LA CASSAZIONE RESPINGE IL RICORSO DI LUCA PALAMARA: DIVENTA DEFINITIVA LA SUA RADIAZIONE DALLA MAGISTRATURA - PER I GIUDICI, L'EX PM TENTO' IN TUTTI I MODI DI DANNEGGIARE PAOLO IELO, CERCANDO DI CONDIZIONARE LA NOMINA DEL NUOVO CAPO DELLA PROCURA DI ROMA - RESPINTA LA RICHIESTA DI NON UTILIZZARE LE INTERCETTAZIONI EFFETTUATE ALL'HOTEL CHAMPAGNE NEL MAGGIO 2019, QUANDO PALAMARA E CINQUE EX CONSIGLIERI DEL CSM DISCUTEVANO DELLE NOMINE CON I DEPUTATI COSIMO FERRI E LUCA LOTTI. I COLLOQUI ERANO STATI CAPTATI GRAZIE AL TROJAN INSERITO NEL CELLULARE DI PALAMARA…
-Ilaria Sacchettoni per il "Corriere della Sera"
Quasi ossessionato dalla figura del procuratore aggiunto di Roma, Paolo Ielo, Luca Palamara avrebbe tentato di danneggiarlo con ogni mezzo a disposizione. Inoltre con, l'obiettivo di interferire nelle nomine di uffici giudiziari importanti come Roma e Perugia, avrebbe cercato di pilotare le nomine dei procuratori capo. Fatti «gravissimi» e un particolare «dispregio verso le regole codificate e gli standard di comportamenti dovuti» dimostrato da Palamara convincono i giudici delle sezioni unite della Cassazione a respingere il suo ricorso contro la radiazione dalla magistratura decisa nell'ottobre scorso dalla sezione disciplinare del Csm.
Palamara non potrà più vestire la toga. E a Perugia è stato appena rinviato a giudizio per corruzione. I giudici di piazza Cavour bocciano la difesa dell'ex pm e confermano che vi fu «una strategia unitaria diretta da parte dell'incolpato a ricercare una soluzione di discontinuità rispetto alla gestione Pignatone alla procura di Roma». E così confermano le «manovre» per condizionare la scelta del nuovo capo dell'ufficio della Capitale.
La Cassazione ha respinto la richiesta di non utilizzabilità delle intercettazioni effettuate all'Hotel Champagne nel maggio 2019, quando Palamara e cinque ex consiglieri del Csm discutevano delle nomine con i deputati Cosimo Ferri e Luca Lotti. I colloqui erano stati captati grazie al trojan inserito nel cellulare di Palamara e sono stati ritenuti utilizzabili dalla Cassazione perché la presenza dei parlamentari è stata ritenuta casuale.

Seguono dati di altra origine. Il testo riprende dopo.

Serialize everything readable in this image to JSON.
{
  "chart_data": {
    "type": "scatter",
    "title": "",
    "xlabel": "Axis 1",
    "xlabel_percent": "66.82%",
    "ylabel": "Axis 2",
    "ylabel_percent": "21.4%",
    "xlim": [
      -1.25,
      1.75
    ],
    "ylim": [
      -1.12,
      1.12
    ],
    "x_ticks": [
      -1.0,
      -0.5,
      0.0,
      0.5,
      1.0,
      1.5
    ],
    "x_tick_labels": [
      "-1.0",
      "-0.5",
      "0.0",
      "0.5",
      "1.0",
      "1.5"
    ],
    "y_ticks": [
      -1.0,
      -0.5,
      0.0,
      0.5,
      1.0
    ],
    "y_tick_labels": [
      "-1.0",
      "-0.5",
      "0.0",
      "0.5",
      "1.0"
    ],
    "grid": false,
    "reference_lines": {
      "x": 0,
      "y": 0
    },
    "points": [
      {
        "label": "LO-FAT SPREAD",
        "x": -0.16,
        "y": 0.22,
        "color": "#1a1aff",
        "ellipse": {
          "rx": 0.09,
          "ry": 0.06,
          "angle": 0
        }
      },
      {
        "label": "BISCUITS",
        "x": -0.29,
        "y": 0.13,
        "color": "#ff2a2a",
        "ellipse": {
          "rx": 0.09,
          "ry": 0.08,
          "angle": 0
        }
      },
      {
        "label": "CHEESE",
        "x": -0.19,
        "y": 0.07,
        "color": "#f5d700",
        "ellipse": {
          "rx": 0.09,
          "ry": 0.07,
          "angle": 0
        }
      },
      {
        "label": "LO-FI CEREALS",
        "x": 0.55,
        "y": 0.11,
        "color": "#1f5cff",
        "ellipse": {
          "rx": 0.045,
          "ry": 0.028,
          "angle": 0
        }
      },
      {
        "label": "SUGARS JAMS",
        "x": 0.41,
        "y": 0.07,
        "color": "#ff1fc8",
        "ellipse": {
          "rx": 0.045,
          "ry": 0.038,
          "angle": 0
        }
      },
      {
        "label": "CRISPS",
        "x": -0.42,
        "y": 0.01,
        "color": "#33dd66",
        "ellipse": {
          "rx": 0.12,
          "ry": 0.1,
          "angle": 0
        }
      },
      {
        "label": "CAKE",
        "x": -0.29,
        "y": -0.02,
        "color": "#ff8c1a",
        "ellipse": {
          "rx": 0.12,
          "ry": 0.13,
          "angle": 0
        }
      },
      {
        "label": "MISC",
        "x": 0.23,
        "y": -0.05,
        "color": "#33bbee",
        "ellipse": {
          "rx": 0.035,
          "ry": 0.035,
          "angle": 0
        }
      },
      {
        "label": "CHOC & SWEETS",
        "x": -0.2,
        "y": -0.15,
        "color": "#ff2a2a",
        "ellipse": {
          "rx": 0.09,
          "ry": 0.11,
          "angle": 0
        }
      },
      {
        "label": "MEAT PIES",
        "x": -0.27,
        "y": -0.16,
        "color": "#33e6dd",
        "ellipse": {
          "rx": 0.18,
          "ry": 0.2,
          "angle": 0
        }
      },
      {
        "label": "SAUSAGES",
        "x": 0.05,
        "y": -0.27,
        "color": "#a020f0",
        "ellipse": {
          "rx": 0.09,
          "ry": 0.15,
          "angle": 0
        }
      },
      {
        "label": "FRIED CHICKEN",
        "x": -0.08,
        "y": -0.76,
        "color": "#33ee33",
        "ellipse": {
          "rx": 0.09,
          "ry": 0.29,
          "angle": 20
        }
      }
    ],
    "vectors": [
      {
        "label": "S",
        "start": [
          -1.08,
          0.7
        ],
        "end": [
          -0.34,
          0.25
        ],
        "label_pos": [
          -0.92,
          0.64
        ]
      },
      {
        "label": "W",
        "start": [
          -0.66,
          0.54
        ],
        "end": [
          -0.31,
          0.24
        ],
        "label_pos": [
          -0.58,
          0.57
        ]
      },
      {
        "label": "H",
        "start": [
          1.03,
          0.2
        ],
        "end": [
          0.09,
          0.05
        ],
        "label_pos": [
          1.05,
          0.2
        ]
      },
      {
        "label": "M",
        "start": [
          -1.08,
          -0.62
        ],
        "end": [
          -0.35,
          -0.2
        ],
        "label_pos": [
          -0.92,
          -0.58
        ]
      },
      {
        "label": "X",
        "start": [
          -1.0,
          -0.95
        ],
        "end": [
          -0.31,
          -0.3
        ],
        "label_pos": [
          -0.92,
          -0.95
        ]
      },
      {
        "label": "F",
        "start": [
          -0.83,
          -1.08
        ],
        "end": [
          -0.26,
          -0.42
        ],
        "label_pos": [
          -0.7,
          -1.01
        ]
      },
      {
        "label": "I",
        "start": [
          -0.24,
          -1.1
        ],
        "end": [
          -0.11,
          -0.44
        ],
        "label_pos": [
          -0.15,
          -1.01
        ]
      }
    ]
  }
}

Quei discorsi non furono «libera manifestazione di idee e valutazioni personali in tema di politica giudiziaria» come sostenuto dai difensori di Palamara, bensì un tentativo di interferire sulle nomine. Concordano i giudici di piazza Cavour con la disciplinare del Csm: «Tutte le numerose condotte intenzionalmente poste in essere sono state concepite, preparate e messe in opera con assoluta consapevolezza della loro contrarietà alle regole codificate e con "chirurgica" determinazione strategica degli obiettivi, delle azioni da programmare allo scopo, dei soggetti da coinvolgere nelle iniziative, delle modalità di attuazione del programma così accuratamente architettato».
Motivi e «rancori» personali avrebbero alimentato le decisioni dell'ex magistrato «avendo egli agito principalmente se non unicamente sotto la spinta di ragioni personali variamente calibrate tra la soddisfazione di aspirazioni rancorose in confronto di taluni soggetti e più radicalmente obiettivi egoistici di affermazione personale e non già in base al nobile proposito di procurare la collocazione negli uffici giudiziari di quelle professionalità soggettive che, nella sua particolare rappresentazione, gli apparivano come le più idonee». «La battaglia continua, porterò il mio caso in Europa», reagisce in serata Palamara.